Obviosly I have my views on this, since I've kept myself anonymous for this long, and work a bit to keep it that way. I generally feel that being anonymous, it gives me greater freedom to spout off my opinions. Not complete freedom though. Obviously, since I can be figured out, I have to show some discretion over what I say. I can't go and reveal client confidences that would make a difference and that could be traced to a specific client. However, being anonymous, it gives me greater freedom to say something like "my client in a recent murder case said...." It would be pretty hard for that to trace back to a specific client (as long as the comment wasn't too specific). It gives me freedom to criticize generic DAs without revealing who they are. A long while back I was in trial on a special circumstance murder case and railed against the DA at length. If I wasn't anonymous, that would immediately trace back to the DA, and could possibly harm my client.

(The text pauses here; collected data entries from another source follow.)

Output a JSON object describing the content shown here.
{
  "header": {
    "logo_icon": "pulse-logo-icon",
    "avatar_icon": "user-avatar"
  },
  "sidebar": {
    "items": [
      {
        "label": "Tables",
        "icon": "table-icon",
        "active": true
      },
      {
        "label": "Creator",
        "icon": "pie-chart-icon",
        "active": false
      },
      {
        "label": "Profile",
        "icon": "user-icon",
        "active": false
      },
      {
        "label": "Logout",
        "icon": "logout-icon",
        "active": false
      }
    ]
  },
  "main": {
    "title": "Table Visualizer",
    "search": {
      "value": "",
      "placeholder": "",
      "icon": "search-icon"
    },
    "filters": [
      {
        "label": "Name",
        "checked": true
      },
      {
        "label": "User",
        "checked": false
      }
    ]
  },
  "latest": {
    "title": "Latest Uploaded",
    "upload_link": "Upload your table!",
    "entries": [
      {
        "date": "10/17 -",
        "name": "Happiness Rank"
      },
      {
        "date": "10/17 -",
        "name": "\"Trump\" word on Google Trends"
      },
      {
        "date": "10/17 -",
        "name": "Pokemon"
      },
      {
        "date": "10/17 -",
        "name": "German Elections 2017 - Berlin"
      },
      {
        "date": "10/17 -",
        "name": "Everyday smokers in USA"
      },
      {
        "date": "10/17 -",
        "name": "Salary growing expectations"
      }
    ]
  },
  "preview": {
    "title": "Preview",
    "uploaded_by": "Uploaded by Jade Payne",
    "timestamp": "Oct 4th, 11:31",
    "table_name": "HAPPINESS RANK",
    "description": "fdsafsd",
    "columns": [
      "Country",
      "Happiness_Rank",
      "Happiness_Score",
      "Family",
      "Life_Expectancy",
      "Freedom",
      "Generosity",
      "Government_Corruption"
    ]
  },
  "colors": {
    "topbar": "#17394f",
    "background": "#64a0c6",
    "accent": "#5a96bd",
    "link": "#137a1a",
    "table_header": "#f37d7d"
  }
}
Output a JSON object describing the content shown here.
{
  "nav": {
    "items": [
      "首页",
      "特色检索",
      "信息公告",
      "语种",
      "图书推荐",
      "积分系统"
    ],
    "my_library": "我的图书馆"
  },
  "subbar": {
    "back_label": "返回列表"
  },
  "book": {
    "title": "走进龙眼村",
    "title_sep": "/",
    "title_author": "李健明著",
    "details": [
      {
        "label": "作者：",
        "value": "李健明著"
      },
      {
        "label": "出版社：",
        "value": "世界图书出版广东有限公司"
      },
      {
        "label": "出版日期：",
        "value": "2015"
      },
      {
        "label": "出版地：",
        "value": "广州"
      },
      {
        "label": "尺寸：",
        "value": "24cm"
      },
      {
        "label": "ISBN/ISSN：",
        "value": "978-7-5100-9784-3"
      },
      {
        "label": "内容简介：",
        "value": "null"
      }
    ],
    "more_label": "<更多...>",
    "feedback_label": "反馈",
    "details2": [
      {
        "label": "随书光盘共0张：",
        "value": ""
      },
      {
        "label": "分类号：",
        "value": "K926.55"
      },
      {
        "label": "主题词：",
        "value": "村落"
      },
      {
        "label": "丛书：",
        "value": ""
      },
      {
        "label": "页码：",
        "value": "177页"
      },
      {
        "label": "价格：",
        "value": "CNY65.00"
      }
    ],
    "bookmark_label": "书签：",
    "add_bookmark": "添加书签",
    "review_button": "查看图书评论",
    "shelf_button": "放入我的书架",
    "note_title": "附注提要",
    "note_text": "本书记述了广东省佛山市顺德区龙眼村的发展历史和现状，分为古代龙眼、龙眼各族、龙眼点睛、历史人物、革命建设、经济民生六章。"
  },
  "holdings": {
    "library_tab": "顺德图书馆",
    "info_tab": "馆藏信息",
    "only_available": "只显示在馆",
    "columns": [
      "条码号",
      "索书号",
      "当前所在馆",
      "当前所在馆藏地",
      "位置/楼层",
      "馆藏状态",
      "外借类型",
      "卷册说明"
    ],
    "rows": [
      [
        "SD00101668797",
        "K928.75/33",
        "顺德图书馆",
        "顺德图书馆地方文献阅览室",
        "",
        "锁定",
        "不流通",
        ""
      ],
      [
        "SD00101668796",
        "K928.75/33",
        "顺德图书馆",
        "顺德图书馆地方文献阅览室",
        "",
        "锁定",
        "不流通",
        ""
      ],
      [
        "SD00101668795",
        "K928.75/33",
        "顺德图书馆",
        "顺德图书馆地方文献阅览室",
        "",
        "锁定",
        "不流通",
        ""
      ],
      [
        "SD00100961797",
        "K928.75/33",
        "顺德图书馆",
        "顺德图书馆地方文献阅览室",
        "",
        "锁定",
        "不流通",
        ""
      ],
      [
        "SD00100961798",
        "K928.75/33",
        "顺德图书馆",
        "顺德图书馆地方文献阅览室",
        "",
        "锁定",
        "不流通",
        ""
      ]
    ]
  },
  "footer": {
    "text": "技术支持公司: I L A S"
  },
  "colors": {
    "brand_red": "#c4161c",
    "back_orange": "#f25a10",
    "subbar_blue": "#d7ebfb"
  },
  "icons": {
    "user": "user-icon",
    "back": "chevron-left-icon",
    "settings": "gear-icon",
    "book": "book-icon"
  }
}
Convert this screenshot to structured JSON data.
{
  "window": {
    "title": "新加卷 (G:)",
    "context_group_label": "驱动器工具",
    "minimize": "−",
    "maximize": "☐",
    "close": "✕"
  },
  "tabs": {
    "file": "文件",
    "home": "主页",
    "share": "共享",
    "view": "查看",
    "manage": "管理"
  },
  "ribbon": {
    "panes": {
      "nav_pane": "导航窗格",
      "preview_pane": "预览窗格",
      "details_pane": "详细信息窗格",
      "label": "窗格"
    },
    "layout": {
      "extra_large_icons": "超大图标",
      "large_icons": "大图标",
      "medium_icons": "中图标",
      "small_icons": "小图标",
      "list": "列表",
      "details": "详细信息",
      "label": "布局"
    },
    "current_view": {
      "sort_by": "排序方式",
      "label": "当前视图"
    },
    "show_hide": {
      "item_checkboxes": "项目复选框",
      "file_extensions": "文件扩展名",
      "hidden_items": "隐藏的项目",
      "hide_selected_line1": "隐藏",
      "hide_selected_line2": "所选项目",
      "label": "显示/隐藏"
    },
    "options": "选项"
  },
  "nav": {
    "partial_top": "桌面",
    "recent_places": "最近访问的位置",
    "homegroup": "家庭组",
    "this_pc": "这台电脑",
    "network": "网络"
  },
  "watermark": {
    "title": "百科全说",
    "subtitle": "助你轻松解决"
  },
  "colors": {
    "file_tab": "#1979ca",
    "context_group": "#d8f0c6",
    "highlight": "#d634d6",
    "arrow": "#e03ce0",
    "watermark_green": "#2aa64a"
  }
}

On the other hand, keeping anonymous has been difficult. I can't be too specific about a case that I've handled, and I can't be too specific about where I am. Otherwise, it will be figured out pretty quickly (even the general clues that I've dropped over the years have resulted in a couple of people figuring me out - but they're friends, so they're not saying anything).

I like being able to speak freely and not worry about what people are thinking about me, as well as what they are saying about the blog and the things I write when I do so. Perhaps I don't like drawing attention to myself, and that would keep me from jumping front/center with attention to who I am.

I am curious about how revealing themselves has worked out for people who previously were anonymous and are now revealed, and for those who were never anonymous in the first place. People such as Patterico work in my field (perhaps very close to my home????) and have come out of anonymity, I'm curious how it affects him (he gets far more hits than I do, and he has branched out as a general conservative political blogger).

I also wonder if my anonymity has kept me imprisoned in this role of discussing mostly legal/criminal issues, and if coming out frees people from some of those constraints. I've received in general very poor reaction to discussion about off-topic issues, perhaps because people either don't think much of my opinions, or don't come to this blog for that purpose. I have a lot of strong views on a lot of different subjects, but have mostly kept them to myself on this blog in part because I'm only seen as "Public Defender Dude."

Anyways, for my regular host of readers who have stuck by me through my long hiatus, I thank you. Pass the word along that I'm back, so feel free to check back soon, and you'll see more rantings from PD Dude.